Bisnis.com, JAKARTA - Seruan Gubernur DKI Jakarta 8/2021 tentang Pembinaan Kawasan Dilarang Merokok masih menjadi polemik di masyarakat.
Staf Ahli Himpunan Peritel dan Penyewa Pusat Perbelanjaan Indonesia (Hippindo) Yongky Susilo menilai usulan tersebut justru bakal menambah beban para pelaku usaha. Saran tersebut juga dinilai tidak tepat, terlebih pada masa pemulihan ekonomi saat pandemi seperti saat ini.
“Jika diminta untuk membuat tempat tertutup lagi, tentu akan membebani pelaku usaha. Ini yang saya bilang berusaha di Indonesia ini high-cost economy. Jika memang tidak ada landasan hukumnya, ya dihentikan saja, buat apa dipaksakan?" katanya kepada wartawan, Selasa (2/11/2021).
Tak cuma membebani para pelaku ritel modern, warung-warung kecil pun merasa aksi penindakan oleh Satpol PP juga bikin resah.
Seperti yang dialami oleh Subandrio, pemilik warung di Kecamatan Makassar, Jakarta Timur.
Dia mengaku pasrah sekaligus heran saat Satpol PP mencopot sejumlah spanduk-spanduk dari perusahaan rokok di warungnya.
“Tentu saya kaget, ada tim Satpol PP datang kemudian bilang mau copot spanduk rokok dan tutup pajangan rokok. Yang dilarang kan kalau dekat dengan sekolah, sementara warung saya di jalan biasa, jauh juga dari sekolah,” ungkapnya.
Gugatan Warga
Pengamat Hukum Universitas Trisakti Trubus Rahadiansyah menjelaskan sejatinya para warga, bahkan pelaku usaha ritel modern bisa mengajukan gugatan warga alias class action terhadap aksi-aksi yang dilakukan Satpol PP tersebut.
“Karena tidak ada dasar hukum yang melandasi penindakan Satpol PP tersebut, pemilik warung, minimarket bisa saja mengajukan gugatan class action kepada Pemda DKI Jakarta dan menuntut ganti rugi atas kerugian yang ditimbulkannya,” katanya.
Sementara, Kepala Bidang Ketertiban Umum Satpol PP DKI Jakarta Tumbur Parluhutan Purba mengakui beleid yang terkandung dalam Seruan Gubernur tersebut tak bisa jadi pijakan hukum buat Satpol PP melakukan penindakan.

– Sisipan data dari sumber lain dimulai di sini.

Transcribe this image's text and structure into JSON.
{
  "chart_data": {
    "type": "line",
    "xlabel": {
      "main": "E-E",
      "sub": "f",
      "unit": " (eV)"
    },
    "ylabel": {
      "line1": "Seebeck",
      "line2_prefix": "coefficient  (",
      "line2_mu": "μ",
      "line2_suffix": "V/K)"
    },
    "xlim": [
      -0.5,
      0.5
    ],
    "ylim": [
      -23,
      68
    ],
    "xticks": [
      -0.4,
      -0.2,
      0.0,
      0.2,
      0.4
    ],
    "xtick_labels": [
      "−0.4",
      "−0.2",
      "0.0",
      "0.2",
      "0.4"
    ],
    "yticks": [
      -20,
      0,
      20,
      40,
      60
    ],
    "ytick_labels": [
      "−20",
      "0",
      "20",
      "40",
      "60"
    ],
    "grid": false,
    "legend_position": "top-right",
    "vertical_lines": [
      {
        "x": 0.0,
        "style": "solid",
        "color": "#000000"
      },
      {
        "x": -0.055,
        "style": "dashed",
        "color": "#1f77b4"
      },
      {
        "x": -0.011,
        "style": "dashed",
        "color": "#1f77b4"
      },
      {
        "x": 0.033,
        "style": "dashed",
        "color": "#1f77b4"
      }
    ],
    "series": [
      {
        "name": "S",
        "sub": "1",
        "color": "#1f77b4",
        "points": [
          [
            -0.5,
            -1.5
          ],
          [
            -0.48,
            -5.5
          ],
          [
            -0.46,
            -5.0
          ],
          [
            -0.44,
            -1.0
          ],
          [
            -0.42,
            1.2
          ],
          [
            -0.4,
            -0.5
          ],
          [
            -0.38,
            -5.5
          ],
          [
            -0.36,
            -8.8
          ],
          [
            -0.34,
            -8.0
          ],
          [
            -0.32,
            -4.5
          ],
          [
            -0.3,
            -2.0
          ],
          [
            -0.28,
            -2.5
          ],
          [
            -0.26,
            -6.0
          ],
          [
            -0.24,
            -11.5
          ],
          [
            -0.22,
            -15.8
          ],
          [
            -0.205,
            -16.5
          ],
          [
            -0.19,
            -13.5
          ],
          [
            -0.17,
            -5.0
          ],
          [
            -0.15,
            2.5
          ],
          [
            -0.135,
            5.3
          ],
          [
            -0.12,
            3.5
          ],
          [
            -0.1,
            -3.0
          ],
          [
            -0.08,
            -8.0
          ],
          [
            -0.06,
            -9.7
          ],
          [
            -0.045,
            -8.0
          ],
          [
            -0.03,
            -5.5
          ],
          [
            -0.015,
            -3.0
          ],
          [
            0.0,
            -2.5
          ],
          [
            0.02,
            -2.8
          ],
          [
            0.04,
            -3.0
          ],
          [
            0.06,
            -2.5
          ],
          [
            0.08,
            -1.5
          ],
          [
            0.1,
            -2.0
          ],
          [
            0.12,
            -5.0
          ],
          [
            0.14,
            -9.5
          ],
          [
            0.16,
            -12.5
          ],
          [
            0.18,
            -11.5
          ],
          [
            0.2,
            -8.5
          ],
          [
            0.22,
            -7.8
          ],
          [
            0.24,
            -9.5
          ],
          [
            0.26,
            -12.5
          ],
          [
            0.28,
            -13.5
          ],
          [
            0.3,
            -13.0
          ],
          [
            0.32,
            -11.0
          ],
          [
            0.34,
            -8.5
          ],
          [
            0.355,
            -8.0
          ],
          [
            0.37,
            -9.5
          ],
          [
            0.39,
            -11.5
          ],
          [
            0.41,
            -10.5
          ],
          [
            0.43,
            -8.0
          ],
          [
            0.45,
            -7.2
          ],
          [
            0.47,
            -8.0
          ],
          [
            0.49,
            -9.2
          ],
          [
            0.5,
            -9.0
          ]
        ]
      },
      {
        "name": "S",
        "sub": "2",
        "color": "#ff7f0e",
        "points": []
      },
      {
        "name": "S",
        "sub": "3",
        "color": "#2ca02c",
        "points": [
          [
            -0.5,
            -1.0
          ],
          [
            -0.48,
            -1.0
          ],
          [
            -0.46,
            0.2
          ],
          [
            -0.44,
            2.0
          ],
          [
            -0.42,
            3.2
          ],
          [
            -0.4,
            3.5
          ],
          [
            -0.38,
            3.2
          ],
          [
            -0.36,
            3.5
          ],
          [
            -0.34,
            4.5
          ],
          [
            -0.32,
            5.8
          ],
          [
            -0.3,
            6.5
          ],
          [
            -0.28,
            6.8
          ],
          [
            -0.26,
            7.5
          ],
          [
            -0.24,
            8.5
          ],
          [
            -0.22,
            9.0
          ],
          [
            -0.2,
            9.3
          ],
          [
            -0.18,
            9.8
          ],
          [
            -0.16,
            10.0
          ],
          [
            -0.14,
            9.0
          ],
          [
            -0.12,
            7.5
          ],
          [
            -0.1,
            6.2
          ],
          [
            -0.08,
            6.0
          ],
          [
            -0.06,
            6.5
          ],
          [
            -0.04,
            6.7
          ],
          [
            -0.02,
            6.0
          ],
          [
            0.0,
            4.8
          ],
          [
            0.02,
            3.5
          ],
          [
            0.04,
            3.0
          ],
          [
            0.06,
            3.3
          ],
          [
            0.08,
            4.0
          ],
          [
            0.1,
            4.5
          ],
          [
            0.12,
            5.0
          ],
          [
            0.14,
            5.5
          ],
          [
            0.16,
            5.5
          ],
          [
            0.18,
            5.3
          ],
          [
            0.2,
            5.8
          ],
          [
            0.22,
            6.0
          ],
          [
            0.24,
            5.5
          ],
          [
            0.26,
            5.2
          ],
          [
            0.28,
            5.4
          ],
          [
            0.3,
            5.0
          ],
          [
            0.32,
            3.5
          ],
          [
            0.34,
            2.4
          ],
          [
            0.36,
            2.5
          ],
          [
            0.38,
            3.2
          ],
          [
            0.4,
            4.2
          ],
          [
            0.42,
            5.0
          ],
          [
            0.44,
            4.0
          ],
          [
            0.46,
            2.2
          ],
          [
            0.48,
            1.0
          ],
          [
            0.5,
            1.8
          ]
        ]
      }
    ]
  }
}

“Anggota kami tidak memiliki pijakan yang jelas dalam melakukan penindakan, karena Sergub ini bukan menjadi dasar penindakan. Namun, kami tetap melaksanakan penegakan hukum dan sosialisasi lebih intens kepada minimarket dan warung,” ungkapnya dalam webinar Koalisi Smoke Free Jakarta Oktober lalu.
Dari catatan Satpol PP, sepanjang September 2021 saja telah dilakukan penindakan pencabutan reklame rokok, dan penutupan etalase rokok kepada 486 pelaku usaha baik ritel modern maupun warung tradisional di 293 lokasi yang tersebar di seluruh wilayah Jakarta.
Tumbur menjelaskan khusus untuk pelaku minimarket atau ritel modern Satpol PP telah menganjurkan agar mereka membuat desain etalase yang tidak perlu memperlihatkan kemasan atau bungkus rokok. Sayangnya, hal ini ditolak mentah-mentah oleh para pelaku ritel.